TRACK #2: Discussion | Lyrics | About the Composer • • • JUMP TO CD #1 »
FROM CD #2:
Oh Twine Me a Bower
Music by Hon. D. Roche;
words by Thomas Crofton Croker, Esq.
Liner Notes
A Portrait of the Artist
This song (along with the song performed on Track #3, "The Groves of Blarney") comes from the repertoire of Uncle Charles; in Portrait he sings them while banished to an outhouse in the back garden. Dapper in his old-fashioned tall hat, self-possessed Uncle Charles may be seen as a type of the unspoiled, rural, pre-famine Irishman now trapped in the squalor and confusion of an urban and alien environment, a change he accepts with equanimity.
Joyce's care in apportioning appropriate musical materials to his characters is on display here: the songs mentioned are those of Charles' youth in the 1830s and have strong connections to the south of Ireland. Their respective authors were Corkonians, both of whom devoted a good part of their lives to collecting folk traditions among the peasantry. The resemblance, however, stops there; the contrast between these writers' approaches to Ireland's traditions and past may well be part of Joyce's decision to pair their songs.

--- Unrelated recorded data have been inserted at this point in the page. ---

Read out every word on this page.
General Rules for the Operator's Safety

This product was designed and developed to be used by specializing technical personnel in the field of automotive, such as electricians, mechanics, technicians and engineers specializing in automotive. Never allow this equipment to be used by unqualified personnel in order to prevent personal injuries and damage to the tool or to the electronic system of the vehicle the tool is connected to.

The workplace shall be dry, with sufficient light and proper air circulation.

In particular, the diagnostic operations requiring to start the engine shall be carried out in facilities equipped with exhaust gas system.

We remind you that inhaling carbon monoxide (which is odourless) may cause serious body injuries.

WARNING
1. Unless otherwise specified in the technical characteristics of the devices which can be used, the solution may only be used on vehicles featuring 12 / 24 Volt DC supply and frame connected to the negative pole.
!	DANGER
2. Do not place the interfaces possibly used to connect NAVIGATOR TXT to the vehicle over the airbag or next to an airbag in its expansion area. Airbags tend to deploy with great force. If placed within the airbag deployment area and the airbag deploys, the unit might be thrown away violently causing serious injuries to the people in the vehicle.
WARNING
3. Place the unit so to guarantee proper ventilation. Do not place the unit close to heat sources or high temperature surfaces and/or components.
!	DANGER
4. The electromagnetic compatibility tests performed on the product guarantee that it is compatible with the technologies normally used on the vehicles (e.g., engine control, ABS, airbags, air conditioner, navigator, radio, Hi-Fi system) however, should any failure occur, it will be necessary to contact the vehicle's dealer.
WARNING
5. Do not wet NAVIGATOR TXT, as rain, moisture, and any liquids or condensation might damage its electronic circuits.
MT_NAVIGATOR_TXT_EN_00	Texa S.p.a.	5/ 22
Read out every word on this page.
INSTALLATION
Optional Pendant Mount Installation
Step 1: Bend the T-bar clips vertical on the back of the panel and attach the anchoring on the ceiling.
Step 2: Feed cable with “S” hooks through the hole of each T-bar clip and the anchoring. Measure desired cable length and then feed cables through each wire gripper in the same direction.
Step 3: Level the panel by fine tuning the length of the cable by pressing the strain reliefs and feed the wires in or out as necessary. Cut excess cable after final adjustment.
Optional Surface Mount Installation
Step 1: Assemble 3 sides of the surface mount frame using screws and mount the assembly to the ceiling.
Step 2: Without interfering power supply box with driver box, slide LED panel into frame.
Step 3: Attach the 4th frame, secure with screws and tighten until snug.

T. Crofton Croker (1798-1854) was an early and sympathetic collector of folk material, the source of a number of Thomas Moore's melodies, and the author of song collections championing Ireland's glorious past. His "Oh Twine Me a Bower" can be accepted as straightforward praise of the simple, but important, things in life — the only irony provided by the decidedly non-bucolic surroundings.